This morning we are motoring relentlessly towards Gaspé, over perfectly flat seas. We spent the last two nights in Rimouski, a place neither of us ever really wanted to visit, waiting out big winds and even bigger seas. A sailboat set out yesterday morning to cross the river and came right back.
“It’s bad out there,” the woman told us, her eyes wide, her grey hair pretty much standing on end.
We decided to stay a second night. Which gave Chris a chance to make not one but two trips to the great big Canadian Tire just a 20-minute walk away. Can’t remember the last time I’ve seen him this happy.
It’s been a long, slow trip down the St.

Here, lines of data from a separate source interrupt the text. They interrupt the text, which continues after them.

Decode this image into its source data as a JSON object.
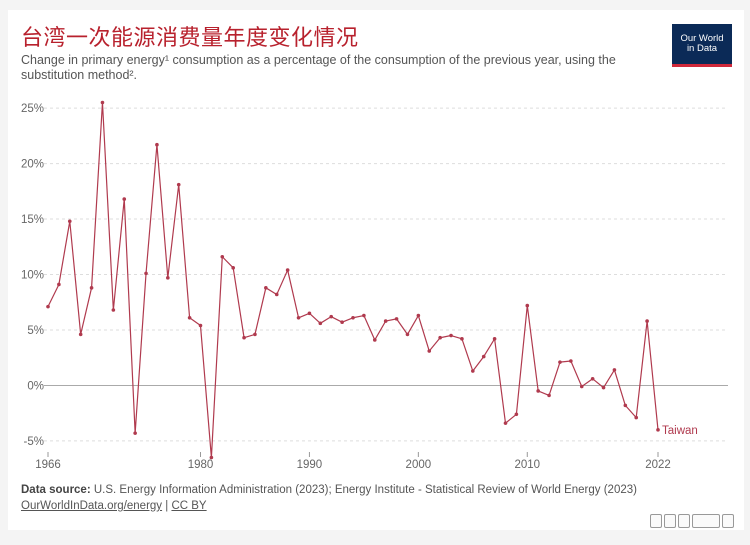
{
  "title": "台湾一次能源消费量年度变化情况",
  "subtitle": "Change in primary energy¹ consumption as a percentage of the consumption of the previous year, using the substitution method².",
  "logo": {
    "line1": "Our World",
    "line2": "in Data"
  },
  "source": {
    "label": "Data source:",
    "text": "U.S. Energy Information Administration (2023); Energy Institute - Statistical Review of World Energy (2023)"
  },
  "links": {
    "site": "OurWorldInData.org/energy",
    "sep": " | ",
    "license": "CC BY"
  },
  "colors": {
    "series": "#b03a4e",
    "title": "#b8212d",
    "grid": "#dddddd",
    "zero": "#aaaaaa"
  },
  "chart_data": {
    "type": "line",
    "ylim": [
      -6,
      26
    ],
    "yticks": [
      -5,
      0,
      5,
      10,
      15,
      20,
      25
    ],
    "ytick_labels": [
      "-5%",
      "0%",
      "5%",
      "10%",
      "15%",
      "20%",
      "25%"
    ],
    "xticks": [
      1966,
      1980,
      1990,
      2000,
      2010,
      2022
    ],
    "xlim": [
      1966,
      2022
    ],
    "series": [
      {
        "name": "Taiwan",
        "x": [
          1966,
          1967,
          1968,
          1969,
          1970,
          1971,
          1972,
          1973,
          1974,
          1975,
          1976,
          1977,
          1978,
          1979,
          1980,
          1981,
          1982,
          1983,
          1984,
          1985,
          1986,
          1987,
          1988,
          1989,
          1990,
          1991,
          1992,
          1993,
          1994,
          1995,
          1996,
          1997,
          1998,
          1999,
          2000,
          2001,
          2002,
          2003,
          2004,
          2005,
          2006,
          2007,
          2008,
          2009,
          2010,
          2011,
          2012,
          2013,
          2014,
          2015,
          2016,
          2017,
          2018,
          2019,
          2020,
          2021,
          2022
        ],
        "values": [
          7.1,
          9.1,
          14.8,
          4.6,
          8.8,
          25.5,
          6.8,
          16.8,
          -4.3,
          10.1,
          21.7,
          9.7,
          18.1,
          6.1,
          5.4,
          -6.5,
          11.6,
          10.6,
          4.3,
          4.6,
          8.8,
          8.2,
          10.4,
          6.1,
          6.5,
          5.6,
          6.2,
          5.7,
          6.1,
          6.3,
          4.1,
          5.8,
          6.0,
          4.6,
          6.3,
          3.1,
          4.3,
          4.5,
          4.2,
          1.3,
          2.6,
          4.2,
          -3.4,
          -2.6,
          7.2,
          -0.5,
          -0.9,
          2.1,
          2.2,
          -0.1,
          0.6,
          -0.2,
          1.4,
          -1.8,
          -2.9,
          5.8,
          -4.0
        ]
      }
    ]
  }
}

Lawrence, plagued with electrical and mechanical and plumbing problems. We were forced to stop in Salaberry de Valleyfield just outside Montreal for a couple days while we had a new strainer for our cooling system couriered to us, and in Quebec City, Chris rebuilt the drive coupling, which was just hanging on by a thread, installed a new Y-valve in the head, tightened the fittings on the heat exchanger—you don’t want to hear the whole list, believe me.
I spent the time in Quebec City a little more pleasantly. I visited the farmer’s market in the old city every day—blueberries! strawberries! oh, the cheeses!—and did the wash, did a little boat cleaning (like house cleaning only you bump your head and your elbows a lot more.)

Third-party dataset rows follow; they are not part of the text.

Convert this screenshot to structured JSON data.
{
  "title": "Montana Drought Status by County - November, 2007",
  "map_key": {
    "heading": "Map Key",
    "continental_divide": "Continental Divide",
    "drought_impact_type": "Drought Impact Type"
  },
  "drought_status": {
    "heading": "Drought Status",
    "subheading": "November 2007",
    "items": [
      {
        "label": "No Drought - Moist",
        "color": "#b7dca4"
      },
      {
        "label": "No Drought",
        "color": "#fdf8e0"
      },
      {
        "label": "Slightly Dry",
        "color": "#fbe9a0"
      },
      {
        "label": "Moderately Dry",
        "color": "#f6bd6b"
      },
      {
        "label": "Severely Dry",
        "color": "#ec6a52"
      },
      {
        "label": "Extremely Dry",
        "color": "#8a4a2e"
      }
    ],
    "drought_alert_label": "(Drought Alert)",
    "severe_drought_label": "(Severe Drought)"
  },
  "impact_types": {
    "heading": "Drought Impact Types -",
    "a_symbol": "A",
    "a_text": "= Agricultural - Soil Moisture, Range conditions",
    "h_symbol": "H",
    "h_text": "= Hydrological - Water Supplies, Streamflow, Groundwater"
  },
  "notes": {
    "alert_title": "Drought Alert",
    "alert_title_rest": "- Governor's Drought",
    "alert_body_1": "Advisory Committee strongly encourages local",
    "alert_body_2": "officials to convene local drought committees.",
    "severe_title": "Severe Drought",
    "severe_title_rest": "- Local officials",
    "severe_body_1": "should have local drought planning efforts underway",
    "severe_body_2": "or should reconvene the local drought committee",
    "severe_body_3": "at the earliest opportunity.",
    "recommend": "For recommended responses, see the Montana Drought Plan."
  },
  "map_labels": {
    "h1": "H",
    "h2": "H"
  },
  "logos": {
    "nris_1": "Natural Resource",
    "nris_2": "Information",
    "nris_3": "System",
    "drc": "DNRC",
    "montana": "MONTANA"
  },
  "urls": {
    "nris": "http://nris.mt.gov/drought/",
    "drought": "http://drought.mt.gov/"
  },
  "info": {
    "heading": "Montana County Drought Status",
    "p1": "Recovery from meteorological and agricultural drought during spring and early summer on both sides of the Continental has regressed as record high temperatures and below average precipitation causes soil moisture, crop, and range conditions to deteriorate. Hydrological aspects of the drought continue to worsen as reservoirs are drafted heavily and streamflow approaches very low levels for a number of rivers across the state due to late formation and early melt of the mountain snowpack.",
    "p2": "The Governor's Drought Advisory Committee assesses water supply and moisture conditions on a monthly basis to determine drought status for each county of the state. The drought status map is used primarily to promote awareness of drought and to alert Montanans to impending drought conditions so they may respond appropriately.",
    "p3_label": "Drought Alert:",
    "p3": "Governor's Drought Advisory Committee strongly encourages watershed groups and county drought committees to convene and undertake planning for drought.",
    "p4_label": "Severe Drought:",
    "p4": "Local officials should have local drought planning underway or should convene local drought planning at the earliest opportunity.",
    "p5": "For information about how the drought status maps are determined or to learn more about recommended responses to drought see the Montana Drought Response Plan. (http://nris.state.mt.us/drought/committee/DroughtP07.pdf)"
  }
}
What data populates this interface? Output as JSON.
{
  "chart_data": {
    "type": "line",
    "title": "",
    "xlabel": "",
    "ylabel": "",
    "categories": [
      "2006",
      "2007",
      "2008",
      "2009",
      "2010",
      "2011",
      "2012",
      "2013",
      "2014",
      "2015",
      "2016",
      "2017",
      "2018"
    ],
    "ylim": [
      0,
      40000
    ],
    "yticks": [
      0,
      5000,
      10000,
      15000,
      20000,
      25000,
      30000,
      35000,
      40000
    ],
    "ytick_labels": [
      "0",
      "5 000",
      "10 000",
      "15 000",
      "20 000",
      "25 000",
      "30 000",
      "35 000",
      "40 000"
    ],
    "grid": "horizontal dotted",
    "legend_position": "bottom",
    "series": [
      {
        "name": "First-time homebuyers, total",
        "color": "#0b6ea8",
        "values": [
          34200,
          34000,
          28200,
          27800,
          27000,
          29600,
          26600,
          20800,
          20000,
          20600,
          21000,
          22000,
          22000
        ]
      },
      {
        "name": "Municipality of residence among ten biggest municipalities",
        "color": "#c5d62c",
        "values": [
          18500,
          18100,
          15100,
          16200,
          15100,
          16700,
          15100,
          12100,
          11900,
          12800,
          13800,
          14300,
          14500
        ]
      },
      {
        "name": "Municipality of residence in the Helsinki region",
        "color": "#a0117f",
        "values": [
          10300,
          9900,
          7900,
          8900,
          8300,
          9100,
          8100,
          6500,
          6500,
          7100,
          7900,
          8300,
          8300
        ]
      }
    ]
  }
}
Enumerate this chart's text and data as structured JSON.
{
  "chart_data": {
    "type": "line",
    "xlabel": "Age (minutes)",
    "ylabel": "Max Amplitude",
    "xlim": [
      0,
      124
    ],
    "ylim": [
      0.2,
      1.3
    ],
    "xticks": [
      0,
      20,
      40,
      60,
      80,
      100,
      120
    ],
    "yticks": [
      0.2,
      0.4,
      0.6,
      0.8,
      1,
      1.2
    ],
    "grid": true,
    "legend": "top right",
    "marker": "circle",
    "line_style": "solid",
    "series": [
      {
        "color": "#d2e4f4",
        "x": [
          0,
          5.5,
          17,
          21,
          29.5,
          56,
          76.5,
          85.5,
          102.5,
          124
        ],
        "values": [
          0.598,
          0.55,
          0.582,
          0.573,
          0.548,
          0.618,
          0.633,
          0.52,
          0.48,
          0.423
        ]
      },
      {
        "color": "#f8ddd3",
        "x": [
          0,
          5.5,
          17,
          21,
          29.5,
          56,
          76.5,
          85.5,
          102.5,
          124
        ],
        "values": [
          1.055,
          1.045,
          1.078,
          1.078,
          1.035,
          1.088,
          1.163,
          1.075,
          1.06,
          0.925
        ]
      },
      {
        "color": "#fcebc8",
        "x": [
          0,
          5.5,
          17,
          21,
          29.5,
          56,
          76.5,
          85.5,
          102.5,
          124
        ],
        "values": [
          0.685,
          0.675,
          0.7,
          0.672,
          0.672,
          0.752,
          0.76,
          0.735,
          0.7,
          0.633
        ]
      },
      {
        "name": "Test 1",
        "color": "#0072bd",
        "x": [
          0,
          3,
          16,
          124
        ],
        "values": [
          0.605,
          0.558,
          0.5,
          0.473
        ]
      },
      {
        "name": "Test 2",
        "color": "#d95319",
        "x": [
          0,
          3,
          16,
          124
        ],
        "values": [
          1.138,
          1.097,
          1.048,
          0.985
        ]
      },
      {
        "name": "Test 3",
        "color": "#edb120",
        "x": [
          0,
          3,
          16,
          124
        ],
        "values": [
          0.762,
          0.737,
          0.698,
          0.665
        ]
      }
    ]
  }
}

The stretch of the river between just before Montreal and after Quebec City is just as tricky as I had remembered. There’s no way a boat like ours can run against 7-knot currents (our top speed under motor is 5 knots), so it took careful planning to get from one safe harbour to another while the current was running with us. We managed, for the most part, though one memorable night the anchorage we were planning to stop at at Ile aux Coudres was untenable—there were (unforecasted) 25-knot winds blowing off the land and straight into the anchorage, so we had to carry on to the nearest harbour of refuge, a tiny place called Cap a l’aigle, which we had no choice but to enter in the pitch dark. Not something we want to do again any time soon.
But we’re pretty much out of the big currents now that we’re past Rumouski, and there’s lots of room her for both us and the huge ships we’ve been sharing the seaway with since we entered the river just past Kingston. This is the kind of sailing we’re used to. Long distances and lots of sea room. Unfortunately we’re heading into an area of big winds in the gulf. And big seas—the waves are 5 metres today. Gulp!
Let’s see if we remember how to sail this boat.